Wednesday’s meeting eventually adjourned before all witnesses were called. (It will resume at a date and time to be determined, Appeals Board chair Deborah Dopkin said.)
But over the course of the lengthy proceeding, participants were able to learn more about what Two Farms is planning, and about the “limited exemption” process that has been used to fast-track county development projects for years.
“The law is flawed and favors the developer,” declared Timothy Ruppalt, a Dulaney Valley Improvement Association board member.
“The more we learned about it, the more we said, ‘This is so messed up.’”
Criteria for a Minor Development
A project can qualify as a minor development by meeting any of the following criteria:
• A development without an agreement with the county Public Works Department.
• A development with a Public Works agreement involving only road widening.
• A development in which the improvements are determined by the director of Permits, Approvals and Inspections, to be a “minor development on three lots or less.”
Two Farms’ witnesses and its attorney, Adam Rosenblatt of Venable LLP, described the project and said it “clearly” meets the third requirement as a minor development.
The company is proposing to raze a former credit union building on the site and replace it with a 5,230-square-foot convenience store and restaurant building.
There would be a parking lot with 75 spaces, and a retaining wall that would be 339 feet long and nearly 16 feet high at its highest point. Also planned: 12 parking spaces for Tesla charging stations.
“This development will have to have a public works agreement,” the community’s expert witness, engineer James Patton, predicted.

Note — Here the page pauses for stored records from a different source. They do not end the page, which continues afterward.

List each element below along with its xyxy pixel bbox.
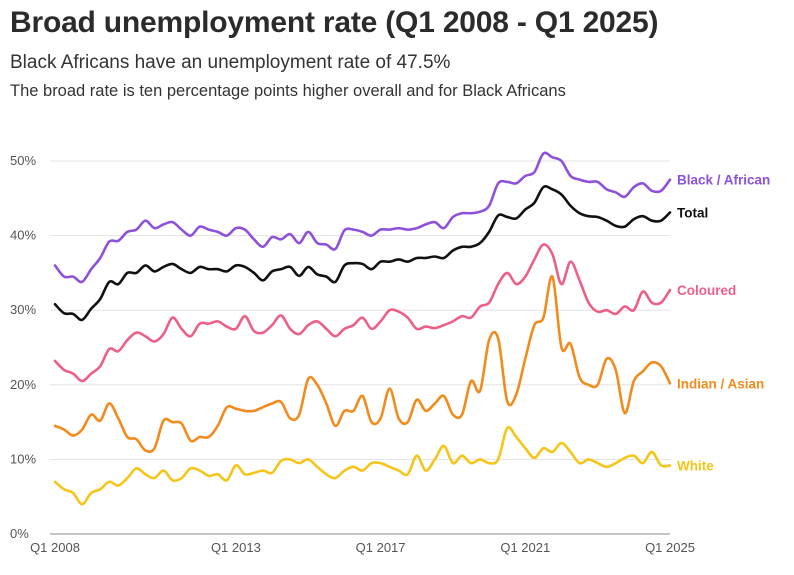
y-tick-label: 0% — [10, 526, 29, 541]
series-line-total — [53, 185, 672, 322]
x-tick-label: Q1 2025 — [645, 540, 695, 555]
grid-lines — [50, 160, 670, 535]
series-label-white: White — [677, 458, 714, 473]
x-tick-label: Q1 2013 — [211, 540, 261, 555]
series-line-coloured — [53, 243, 672, 383]
chart-subtitle: Black Africans have an unemployment rate… — [10, 52, 451, 73]
x-tick-label: Q1 2008 — [30, 540, 80, 555]
x-tick-label: Q1 2021 — [500, 540, 550, 555]
y-tick-label: 40% — [10, 228, 36, 243]
series-label-black-african: Black / African — [677, 173, 770, 188]
y-tick-label: 20% — [10, 377, 36, 392]
series-group — [53, 151, 672, 506]
series-label-indian-asian: Indian / Asian — [677, 376, 764, 391]
chart-note: The broad rate is ten percentage points … — [10, 82, 566, 100]
y-axis-ticks: 0% 10% 20% 30% 40% 50% — [10, 153, 36, 541]
y-tick-label: 10% — [10, 451, 36, 466]
x-axis-ticks: Q1 2008 Q1 2013 Q1 2017 Q1 2021 Q1 2025 — [30, 540, 695, 555]
series-label-coloured: Coloured — [677, 283, 736, 298]
y-tick-label: 50% — [10, 153, 36, 168]
series-label-total: Total — [677, 205, 708, 220]
series-labels: Black / African Total Coloured Indian / Asi… — [677, 173, 770, 474]
series-line-white — [53, 425, 672, 506]
series-line-indian-asian — [53, 275, 672, 454]
y-tick-label: 30% — [10, 302, 36, 317]
x-tick-label: Q1 2017 — [356, 540, 406, 555]
chart-title: Broad unemployment rate (Q1 2008 - Q1 20… — [10, 6, 659, 39]
series-line-black-african — [53, 151, 672, 284]
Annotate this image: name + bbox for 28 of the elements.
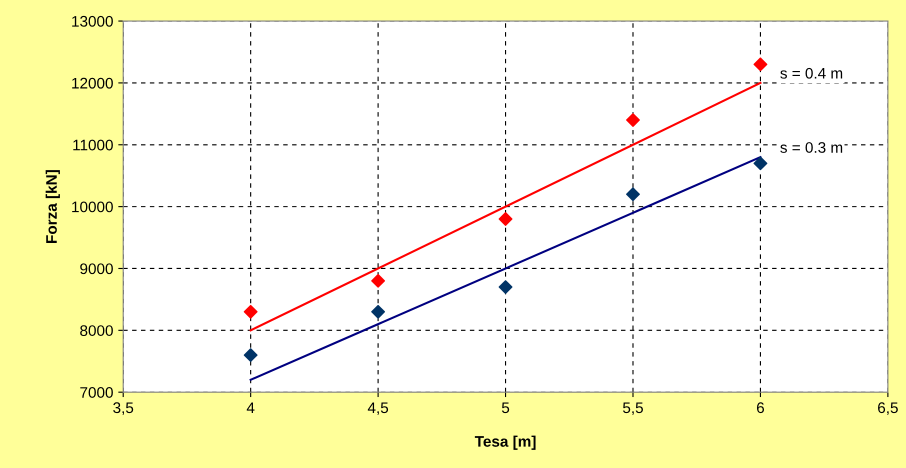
point	[498, 280, 512, 294]
point	[626, 113, 640, 127]
point	[754, 57, 768, 72]
y-tick-label: 10000	[72, 201, 113, 212]
x-tick-label: 4,5	[368, 402, 388, 415]
point	[244, 348, 258, 362]
point	[371, 304, 386, 319]
y-axis-title: Forza [kN]	[46, 170, 60, 243]
point	[754, 156, 768, 170]
x-tick-label: 6,5	[878, 402, 898, 415]
y-tick-label: 11000	[73, 140, 113, 150]
x-tick-label: 5	[502, 402, 510, 414]
point	[498, 212, 512, 226]
y-tick-label: 12000	[72, 78, 113, 89]
series-label: s = 0.3 m	[780, 142, 842, 153]
point	[626, 187, 640, 202]
point	[244, 304, 258, 319]
series-label: s = 0.4 m	[780, 68, 842, 79]
x-tick-label: 6	[756, 402, 764, 414]
x-tick-label: 5,5	[622, 402, 643, 415]
x-axis-title: Tesa [m]	[474, 436, 536, 450]
y-tick-label: 7000	[80, 387, 113, 398]
y-tick-label: 13000	[72, 16, 113, 27]
y-tick-label: 8000	[80, 325, 113, 336]
x-tick-label: 4	[246, 402, 254, 413]
x-tick-label: 3,5	[113, 402, 134, 415]
point	[371, 274, 386, 288]
y-tick-label: 9000	[80, 263, 113, 274]
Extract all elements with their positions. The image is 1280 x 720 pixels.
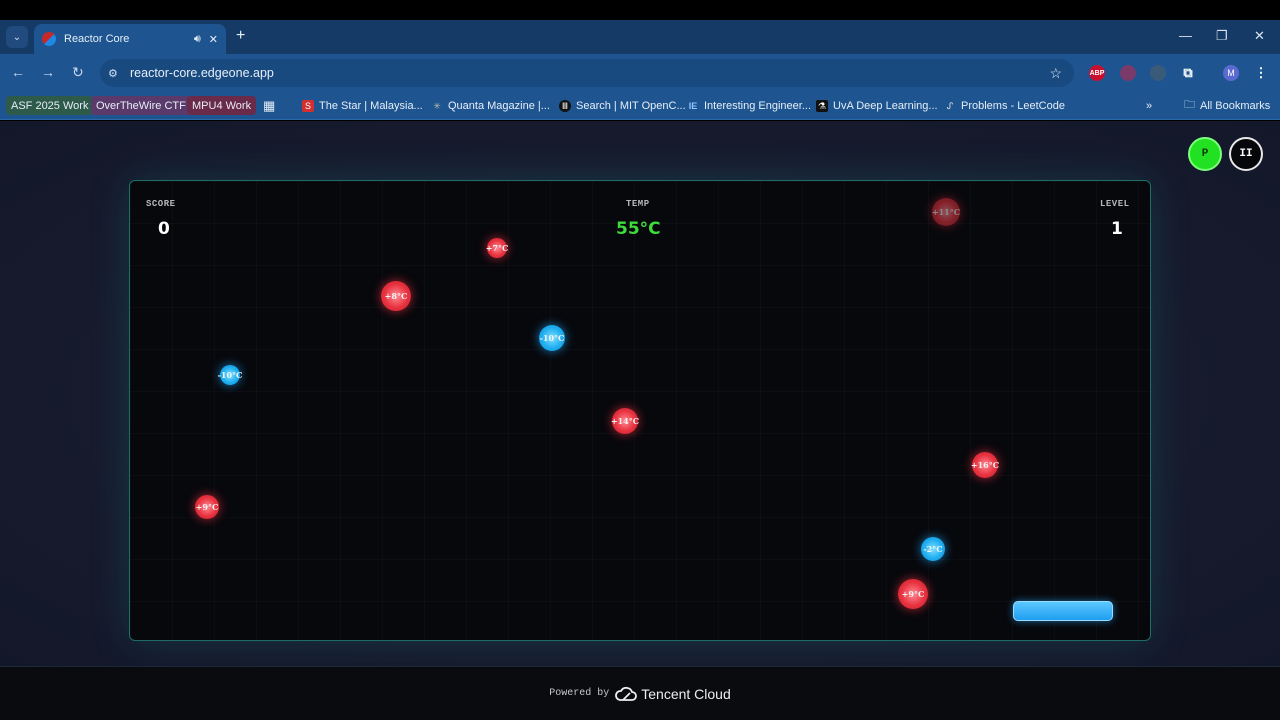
bookmark-uva[interactable]: ⚗ UvA Deep Learning... — [816, 99, 938, 112]
quanta-icon: ✳ — [433, 100, 441, 111]
orb-hot: +8°C — [381, 281, 411, 311]
cloud-icon — [615, 686, 638, 701]
restore-button[interactable]: ❐ — [1216, 28, 1228, 43]
tab-search-button[interactable]: ⌄ — [6, 26, 28, 48]
minimize-button[interactable]: — — [1179, 28, 1192, 43]
address-bar[interactable]: ⚙ reactor-core.edgeone.app ☆ — [100, 59, 1074, 87]
bookmark-the-star[interactable]: S The Star | Malaysia... — [302, 96, 423, 115]
leetcode-icon: ᔑ — [946, 100, 954, 111]
game-page: P II SCORE 0 TEMP 55°C LEVEL 1 +7°C +8°C… — [0, 121, 1280, 666]
tab-title: Reactor Core — [64, 33, 130, 45]
forward-button[interactable]: → — [41, 64, 55, 80]
reload-button[interactable]: ↻ — [72, 64, 84, 80]
orb-hot: +16°C — [971, 452, 999, 478]
temp-label: TEMP — [626, 199, 650, 209]
nav-bar: ← → ↻ ⚙ reactor-core.edgeone.app ☆ ABP ⧉… — [0, 54, 1280, 92]
uva-icon: ⚗ — [816, 99, 828, 112]
tab-strip: ⌄ Reactor Core 🔊︎ ✕ + — ❐ ✕ — [0, 20, 1280, 54]
extensions-puzzle-icon[interactable]: ⧉ — [1183, 65, 1193, 80]
bookmark-quanta[interactable]: ✳ Quanta Magazine |... — [431, 96, 550, 115]
score-value: 0 — [158, 219, 170, 239]
the-star-icon: S — [302, 99, 314, 112]
screen-top — [0, 0, 1280, 20]
speaker-icon[interactable]: 🔊︎ — [193, 32, 201, 45]
back-button[interactable]: ← — [11, 64, 25, 80]
site-info-icon[interactable]: ⚙ — [108, 67, 118, 80]
brand-text: Tencent Cloud — [641, 685, 731, 702]
bookmark-leetcode[interactable]: ᔑ Problems - LeetCode — [944, 96, 1065, 115]
orb-hot: +11°C — [932, 198, 960, 226]
extension-icon[interactable] — [1120, 65, 1136, 81]
favicon-icon — [42, 32, 56, 46]
footer: Powered by Tencent Cloud — [0, 666, 1280, 720]
profile-avatar[interactable]: M — [1223, 65, 1239, 81]
pause-button[interactable]: II — [1229, 137, 1263, 171]
bookmark-overthewire[interactable]: OverTheWire CTF — [91, 96, 191, 115]
new-tab-button[interactable]: + — [236, 27, 246, 44]
orb-cold: -2°C — [921, 537, 945, 561]
orb-hot: +14°C — [611, 408, 639, 434]
bookmark-mpu4[interactable]: MPU4 Work — [187, 96, 257, 115]
ie-icon: IE — [688, 100, 698, 111]
tab-reactor-core[interactable]: Reactor Core 🔊︎ ✕ — [34, 24, 226, 54]
folder-icon: 🗀︎ — [1184, 99, 1195, 111]
extension-icon-2[interactable] — [1150, 65, 1166, 81]
orb-cold: -10°C — [539, 325, 565, 351]
all-bookmarks[interactable]: 🗀︎ All Bookmarks — [1184, 96, 1270, 115]
bookmark-asf[interactable]: ASF 2025 Work — [6, 96, 94, 115]
close-tab-icon[interactable]: ✕ — [208, 33, 218, 46]
adblock-extension-icon[interactable]: ABP — [1089, 65, 1105, 81]
bookmark-interesting-engineering[interactable]: IE Interesting Engineer... — [688, 99, 812, 112]
tencent-cloud-logo[interactable]: Tencent Cloud — [615, 686, 731, 702]
paddle[interactable] — [1013, 601, 1113, 621]
orb-hot: +9°C — [195, 495, 219, 519]
orb-hot: +7°C — [486, 238, 508, 258]
close-window-button[interactable]: ✕ — [1254, 28, 1265, 43]
orb-hot: +9°C — [898, 579, 928, 609]
score-label: SCORE — [146, 199, 176, 209]
p-button[interactable]: P — [1188, 137, 1222, 171]
bookmark-mit[interactable]: Ⅲ Search | MIT OpenC... — [559, 96, 686, 115]
powered-by-text: Powered by — [549, 688, 610, 699]
bookmarks-bar: ASF 2025 Work OverTheWire CTF MPU4 Work … — [0, 92, 1280, 120]
apps-grid-icon[interactable]: ▦ — [263, 97, 276, 113]
reactor-board[interactable]: SCORE 0 TEMP 55°C LEVEL 1 +7°C +8°C -10°… — [129, 180, 1151, 641]
level-value: 1 — [1111, 219, 1123, 239]
mit-icon: Ⅲ — [559, 99, 571, 112]
temp-value: 55°C — [616, 219, 661, 239]
bookmark-star-icon[interactable]: ☆ — [1049, 64, 1062, 81]
menu-kebab-icon[interactable]: ⋮ — [1254, 65, 1268, 80]
url-text: reactor-core.edgeone.app — [130, 66, 274, 80]
level-label: LEVEL — [1100, 199, 1130, 209]
orb-cold: -10°C — [218, 365, 242, 385]
more-bookmarks-chevron-icon[interactable]: » — [1146, 99, 1153, 112]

In his testimony, Patton said it is impossible to tell whether the project could exceed three lots since “there is nothing in the record to show whether the DRC or a a representative from Zoning addressed the issue.”
In his view, the project is not a minor development.
Ruppalt said the appeals board hearing made clear the “vague and imprecise” criteria in county law that allow “capricious decisions” about development projects to be made at the whim of the director.
“What is major? What is minor? Are we talking residential or commercial? How big are the lots – 2,500 square feet or 5 acres?”
“It’s entirely up to this committee and Moxley” to make these decisions, he said.
He said the community objects to the way Two Farms in November was able to submit a “concept plan” that was less detailed than the one they have subsequently provided which shows major improvements.
During the hearing, Holzer continued to probe Moxley about a process that prevents citizen participation and generally ends with a speedy a green light for developers.
Moxley attempted to school him in county history.
“The DRC meeting as an event, as a phenomenon, has existed for decades and the content of those meetings has never changed,” he said.
“As an event, as a phenomenon [the DRC meeting] has existed for decades and the content of those meetings has never changed” – Lloyd Moxley.
While citizens may not participate, Moxley noted, if someone contacts him with a concern about a project, “I will at least in some fashion make the committee aware of that individual’s concerns or questions.”
“What we can’t have is an open-ended event where everyone who wants to, speaks. The DRC was never that,” he said. “From a practical standpoint, the meeting would never end! The DRC is to consider process, not the merits.”
At one point, Holzer asked Moxley, who has worked for the county since 1999, how many projects have been approved via these (b)(8) limited exemptions?
Hundreds, Moxley replied.
Ruppalt called that information chilling, saying, “It makes you wonder, how many projects have gotten in with these exemptions and the community never even knew it?”